La promesse de Hollande d’abolir la loi Pécresse n’a pas été tenue, la loi Fioraso est une véritable loi LRU 2. Vincent Feltesse, le rapporteur, lui-même l’a dit à l’Assemblée : « ce n’est pas une loi de rupture ! ». L’enseignement supérieur fonctionne comme un laboratoire de nos services publics : la pénurie budgétaire alliée à un modèle libéral pousse les établissements à une privatisation rampante. Cela remet en cause le droit de tous et toutes à une éducation de qualité et la cohésion de l’enseignement supérieur et de recherche sur le territoire national.
1) Une « autonomie » renforcée, des universités féodalisées
Le principe d’« autonomie », au cœur de la loi Pécresse, est réaffirmé clairement. Cette autonomie notamment financière (gestion du patrimoine immobilier, des salaires etdes emplois d’enseignants) a pourtant, d’ores et déjà, conduit la moitié des universités françaises à des budgets déficitaires. Cette impasse budgétaire, loin de ne toucher que les universités les plus modestes, ébranle même les plus grands établissements : en déficit de plusieurs millions, l’université Paris-1 Panthéon-Sorbonne va ainsi devoir réduire de 10% son offre d’enseignement pour l’année à venir. Que ce soit la LRU1-Pécresse sous Sarkozy ou la LRU2-Fioraso sous Hollande, le gouvernement organise la pénurie dans les universités.
Parallèlement à ce renforcement de l’autonomie, le rôle régulateur et égalisateur de l’Etat est encore affaibli. Dans le même temps, le rôle de la région dans la définition et la conduite des politiques universitaires est nettement renforcé. Ce qui se dessine c’est donc une université reféodalisée, où les instances nationales, dessaisies au profit d’exécutifs régionaux ou locaux, ne pourront plus assurer la qualité et l’homogénéité de l’offre universitaire sur le territoire (par exemple, avec suppression de l’habilitation nationale des diplômes), et où les mesures discrétionnaires risquent de se multiplier. À ce titre, l’adoption par les sénateurs d’un amendement EELV prévoyant la fin des qualifications nationales pour les enseignants (CNU), n’est pas un accident de parcours. Cette disposition relève d’un réel agenda politique libéral de déconstruction du système universitaire français et annonce l’avenir. La ministre ne l’a d’ailleurs pas rejeté mais a seulement suggéré de « laisser du temps au temps ».

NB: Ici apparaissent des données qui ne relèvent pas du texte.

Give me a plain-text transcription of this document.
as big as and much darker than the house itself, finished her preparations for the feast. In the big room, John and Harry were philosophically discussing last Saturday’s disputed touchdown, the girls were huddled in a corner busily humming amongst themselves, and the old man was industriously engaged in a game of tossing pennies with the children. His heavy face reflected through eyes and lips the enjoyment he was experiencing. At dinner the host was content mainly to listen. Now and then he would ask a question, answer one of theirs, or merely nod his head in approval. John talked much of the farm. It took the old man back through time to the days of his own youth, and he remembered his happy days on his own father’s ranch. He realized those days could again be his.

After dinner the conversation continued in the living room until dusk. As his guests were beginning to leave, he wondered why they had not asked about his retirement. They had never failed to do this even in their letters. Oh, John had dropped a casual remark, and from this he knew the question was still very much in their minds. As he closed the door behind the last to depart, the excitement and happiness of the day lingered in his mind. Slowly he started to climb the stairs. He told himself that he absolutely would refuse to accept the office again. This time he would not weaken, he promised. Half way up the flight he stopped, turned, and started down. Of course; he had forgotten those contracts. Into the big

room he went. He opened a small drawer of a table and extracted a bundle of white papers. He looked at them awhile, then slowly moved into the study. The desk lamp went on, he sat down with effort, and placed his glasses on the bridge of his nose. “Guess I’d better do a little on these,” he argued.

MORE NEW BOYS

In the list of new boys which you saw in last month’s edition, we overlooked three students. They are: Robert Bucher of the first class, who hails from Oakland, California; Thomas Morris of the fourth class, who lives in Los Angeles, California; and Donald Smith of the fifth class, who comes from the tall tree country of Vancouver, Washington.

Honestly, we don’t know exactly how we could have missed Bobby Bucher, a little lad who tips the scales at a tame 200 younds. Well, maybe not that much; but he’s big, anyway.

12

2) Le gouvernement ne fait toujours pas confiance à la communauté universitaire
Si le gouvernement veut des universités « autonomes » sur le plan financier, il veut une communauté universitaire étroitement encadrée. Qu’il s’agisse de la vie de l’université ou de conduite de la recherche, défiance et contrôle sont à l’ordre du jour.

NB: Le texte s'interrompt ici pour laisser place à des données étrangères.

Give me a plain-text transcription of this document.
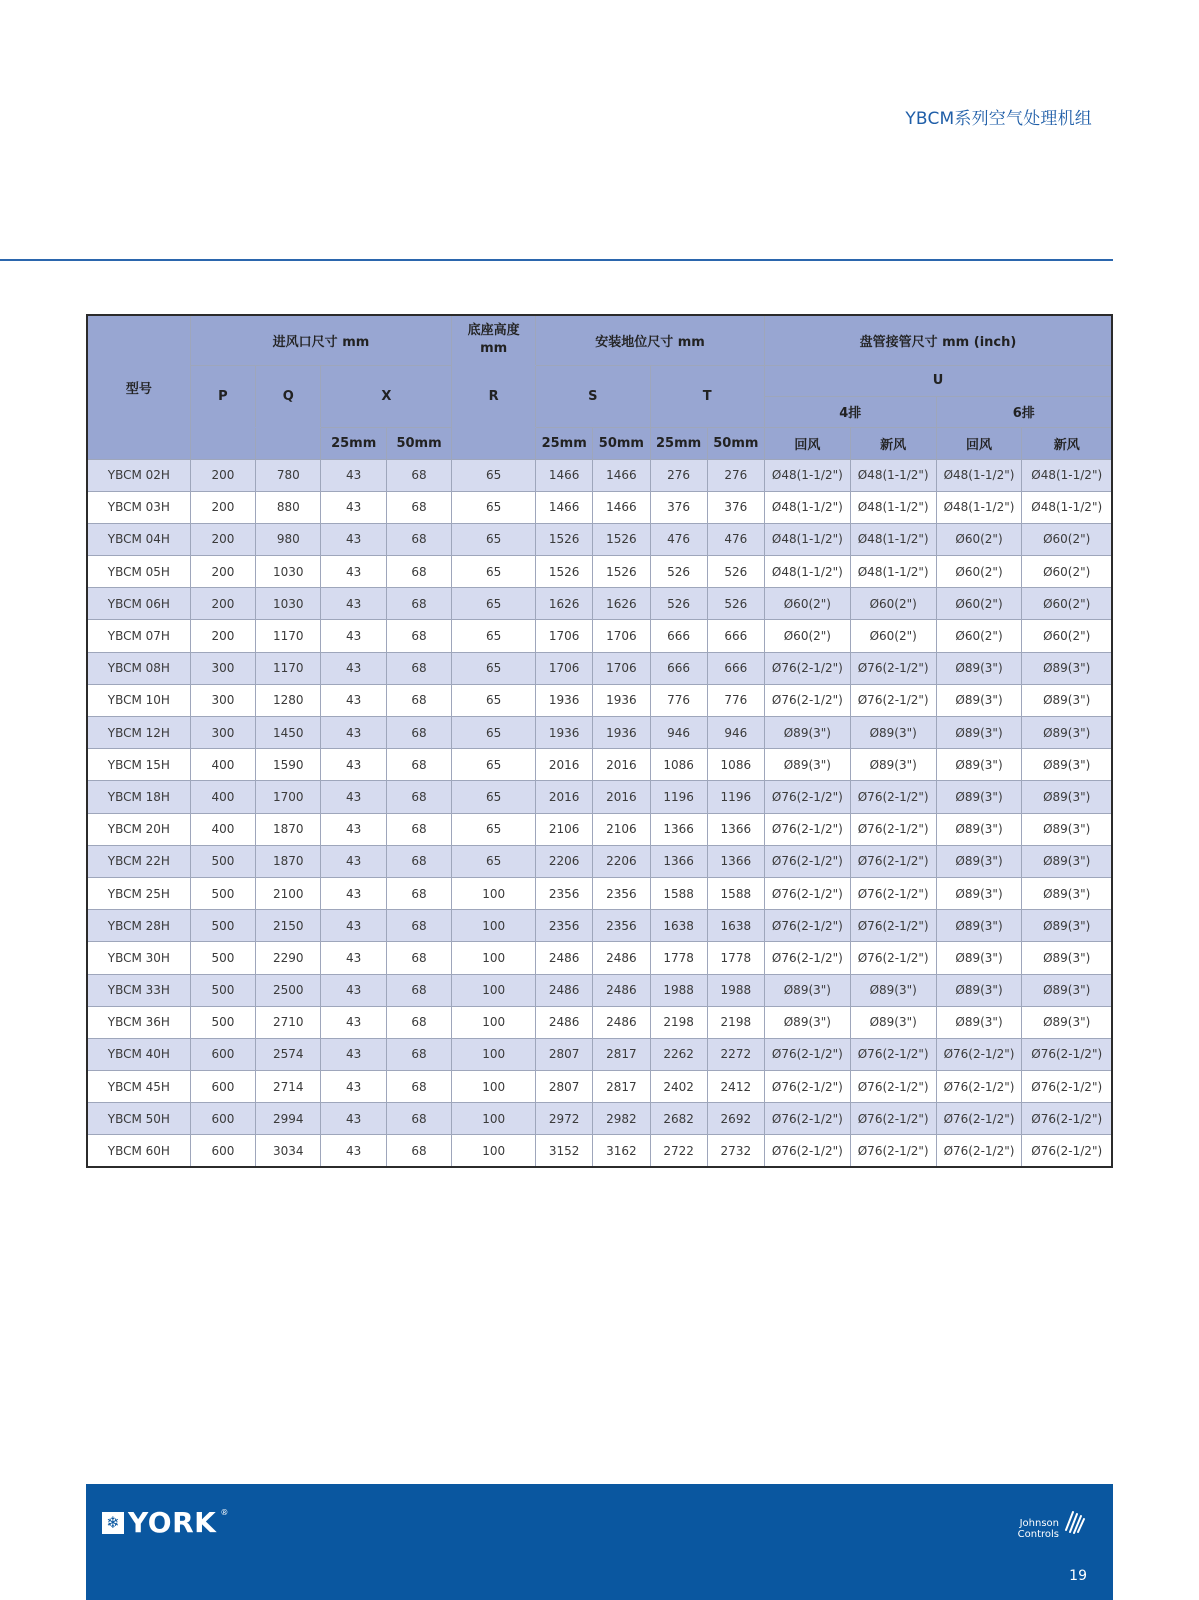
YBCM系列空气处理机组
型号	进风口尺寸 mm				底座高度 mm	安装地位尺寸 mm				盘管接管尺寸 mm (inch)			
	P	Q	X		R	S		T		U			
										4排		6排	
			25mm	50mm		25mm	50mm	25mm	50mm	回风	新风	回风	新风
YBCM 02H	200	780	43	68	65	1466	1466	276	276	Ø48(1-1/2")	Ø48(1-1/2")	Ø48(1-1/2")	Ø48(1-1/2")
YBCM 03H	200	880	43	68	65	1466	1466	376	376	Ø48(1-1/2")	Ø48(1-1/2")	Ø48(1-1/2")	Ø48(1-1/2")
YBCM 04H	200	980	43	68	65	1526	1526	476	476	Ø48(1-1/2")	Ø48(1-1/2")	Ø60(2")	Ø60(2")
YBCM 05H	200	1030	43	68	65	1526	1526	526	526	Ø48(1-1/2")	Ø48(1-1/2")	Ø60(2")	Ø60(2")
YBCM 06H	200	1030	43	68	65	1626	1626	526	526	Ø60(2")	Ø60(2")	Ø60(2")	Ø60(2")
YBCM 07H	200	1170	43	68	65	1706	1706	666	666	Ø60(2")	Ø60(2")	Ø60(2")	Ø60(2")
YBCM 08H	300	1170	43	68	65	1706	1706	666	666	Ø76(2-1/2")	Ø76(2-1/2")	Ø89(3")	Ø89(3")
YBCM 10H	300	1280	43	68	65	1936	1936	776	776	Ø76(2-1/2")	Ø76(2-1/2")	Ø89(3")	Ø89(3")
YBCM 12H	300	1450	43	68	65	1936	1936	946	946	Ø89(3")	Ø89(3")	Ø89(3")	Ø89(3")
YBCM 15H	400	1590	43	68	65	2016	2016	1086	1086	Ø89(3")	Ø89(3")	Ø89(3")	Ø89(3")
YBCM 18H	400	1700	43	68	65	2016	2016	1196	1196	Ø76(2-1/2")	Ø76(2-1/2")	Ø89(3")	Ø89(3")
YBCM 20H	400	1870	43	68	65	2106	2106	1366	1366	Ø76(2-1/2")	Ø76(2-1/2")	Ø89(3")	Ø89(3")
YBCM 22H	500	1870	43	68	65	2206	2206	1366	1366	Ø76(2-1/2")	Ø76(2-1/2")	Ø89(3")	Ø89(3")
YBCM 25H	500	2100	43	68	100	2356	2356	1588	1588	Ø76(2-1/2")	Ø76(2-1/2")	Ø89(3")	Ø89(3")
YBCM 28H	500	2150	43	68	100	2356	2356	1638	1638	Ø76(2-1/2")	Ø76(2-1/2")	Ø89(3")	Ø89(3")
YBCM 30H	500	2290	43	68	100	2486	2486	1778	1778	Ø76(2-1/2")	Ø76(2-1/2")	Ø89(3")	Ø89(3")
YBCM 33H	500	2500	43	68	100	2486	2486	1988	1988	Ø89(3")	Ø89(3")	Ø89(3")	Ø89(3")
YBCM 36H	500	2710	43	68	100	2486	2486	2198	2198	Ø89(3")	Ø89(3")	Ø89(3")	Ø89(3")
YBCM 40H	600	2574	43	68	100	2807	2817	2262	2272	Ø76(2-1/2")	Ø76(2-1/2")	Ø76(2-1/2")	Ø76(2-1/2")
YBCM 45H	600	2714	43	68	100	2807	2817	2402	2412	Ø76(2-1/2")	Ø76(2-1/2")	Ø76(2-1/2")	Ø76(2-1/2")
YBCM 50H	600	2994	43	68	100	2972	2982	2682	2692	Ø76(2-1/2")	Ø76(2-1/2")	Ø76(2-1/2")	Ø76(2-1/2")
YBCM 60H	600	3034	43	68	100	3152	3162	2722	2732	Ø76(2-1/2")	Ø76(2-1/2")	Ø76(2-1/2")	Ø76(2-1/2")
❄ YORK ®
Johnson
Controls
19
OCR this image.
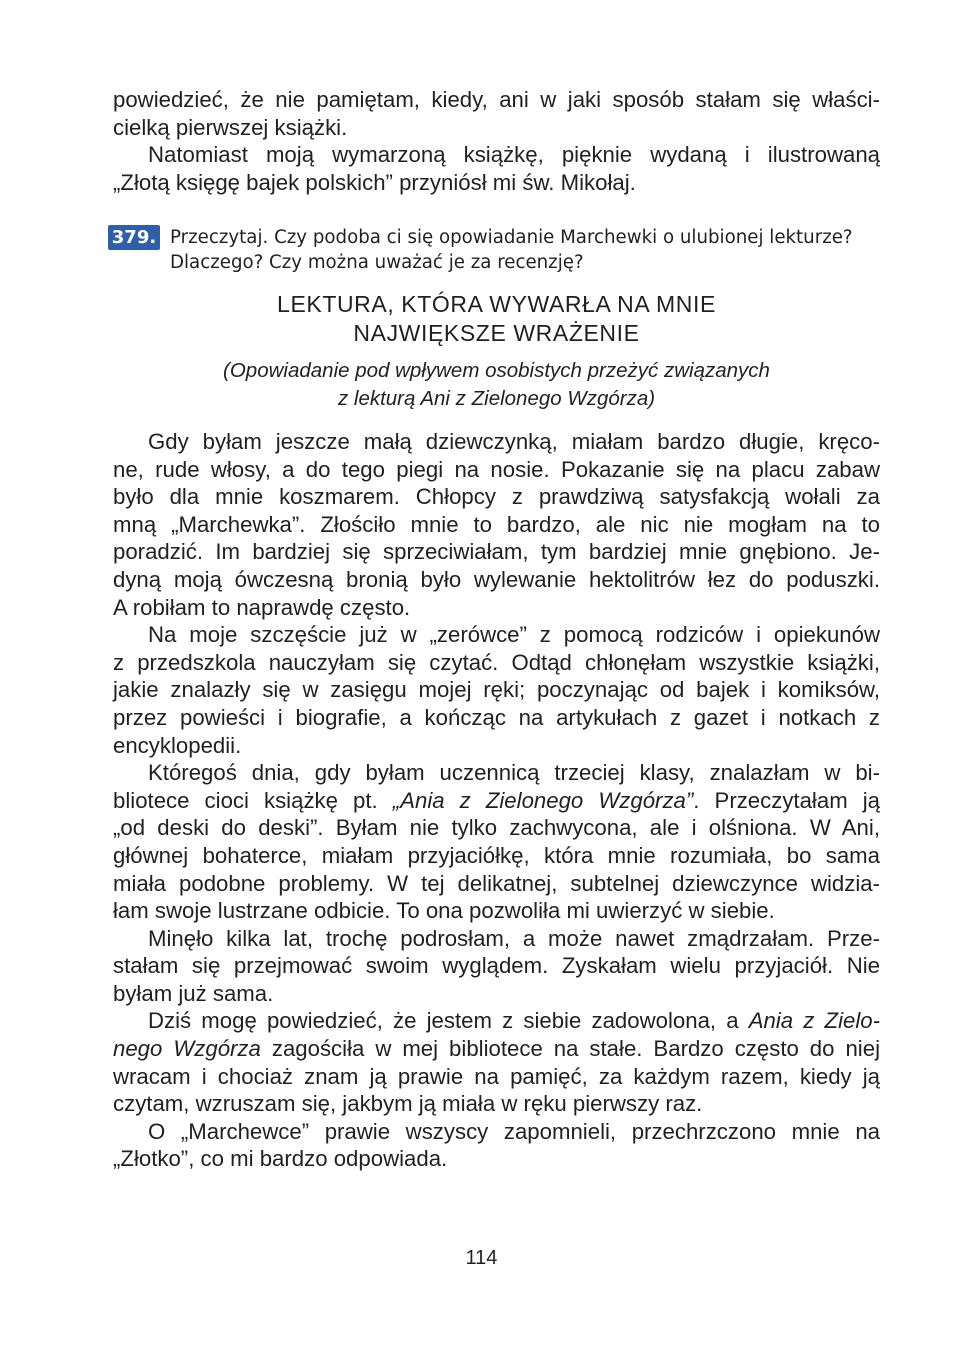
powiedzieć, że nie pamiętam, kiedy, ani w jaki sposób stałam się właści-
cielką pierwszej książki.
Natomiast moją wymarzoną książkę, pięknie wydaną i ilustrowaną
„Złotą księgę bajek polskich” przyniósł mi św. Mikołaj.
379. Przeczytaj. Czy podoba ci się opowiadanie Marchewki o ulubionej lekturze?
Dlaczego? Czy można uważać je za recenzję?
LEKTURA, KTÓRA WYWARŁA NA MNIE
NAJWIĘKSZE WRAŻENIE
(Opowiadanie pod wpływem osobistych przeżyć związanych
z lekturą Ani z Zielonego Wzgórza)
Gdy byłam jeszcze małą dziewczynką, miałam bardzo długie, kręco-
ne, rude włosy, a do tego piegi na nosie. Pokazanie się na placu zabaw
było dla mnie koszmarem. Chłopcy z prawdziwą satysfakcją wołali za
mną „Marchewka”. Złościło mnie to bardzo, ale nic nie mogłam na to
poradzić. Im bardziej się sprzeciwiałam, tym bardziej mnie gnębiono. Je-
dyną moją ówczesną bronią było wylewanie hektolitrów łez do poduszki.
A robiłam to naprawdę często.
Na moje szczęście już w „zerówce” z pomocą rodziców i opiekunów
z przedszkola nauczyłam się czytać. Odtąd chłonęłam wszystkie książki,
jakie znalazły się w zasięgu mojej ręki; poczynając od bajek i komiksów,
przez powieści i biografie, a kończąc na artykułach z gazet i notkach z
encyklopedii.
Któregoś dnia, gdy byłam uczennicą trzeciej klasy, znalazłam w bi-
bliotece cioci książkę pt. „Ania z Zielonego Wzgórza”. Przeczytałam ją
„od deski do deski”. Byłam nie tylko zachwycona, ale i olśniona. W Ani,
głównej bohaterce, miałam przyjaciółkę, która mnie rozumiała, bo sama
miała podobne problemy. W tej delikatnej, subtelnej dziewczynce widzia-
łam swoje lustrzane odbicie. To ona pozwoliła mi uwierzyć w siebie.
Minęło kilka lat, trochę podrosłam, a może nawet zmądrzałam. Prze-
stałam się przejmować swoim wyglądem. Zyskałam wielu przyjaciół. Nie
byłam już sama.
Dziś mogę powiedzieć, że jestem z siebie zadowolona, a Ania z Zielo-
nego Wzgórza zagościła w mej bibliotece na stałe. Bardzo często do niej
wracam i chociaż znam ją prawie na pamięć, za każdym razem, kiedy ją
czytam, wzruszam się, jakbym ją miała w ręku pierwszy raz.
O „Marchewce” prawie wszyscy zapomnieli, przechrzczono mnie na
„Złotko”, co mi bardzo odpowiada.
114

Ainsi, la gouvernance démocratique au sein de l’université n’est pas rétablie. Au contraire, le président de l’université conserve des droits exorbitants. Au sein du conseil d’administration, la présence des membres nommés, qui n’ont souvent aucune légitimité universitaire (« personnalités du monde économique », représentants des collectivités) reste importante. Pire : le président de l’université est désormais désigné par tous les membres du CA et non plus par les seuls membres élus.
En outre, est mis en place un nouvel échelon institutionnel, pour le moins obscur, la Communauté d’Université, dont les instances dirigeantes risquent d’être composées sans aucune transparence. Même défiance en ce qui concerne la recherche. L’agence d’évaluation instituée par la LRU-Pécresse, l’AERES, n’est pas supprimée malgré les engagements de Hollande. Elle doit être remplacée par une autre autorité administrative non élue, le Haut Conseil d’Evaluation de la Recherche et de l’Enseignement Supérieur (HCERES), qui procède de la même logique et conserve le même type de missions.
3) Des universités en concurrence les unes avec les autres
Le regroupement des établissements, jusque là encouragé, est désormais obligatoire. C’est au niveau des regroupements d’universités que se fera désormais la contractualisation avec l’Etat. La recomposition de la carte universitaire continue.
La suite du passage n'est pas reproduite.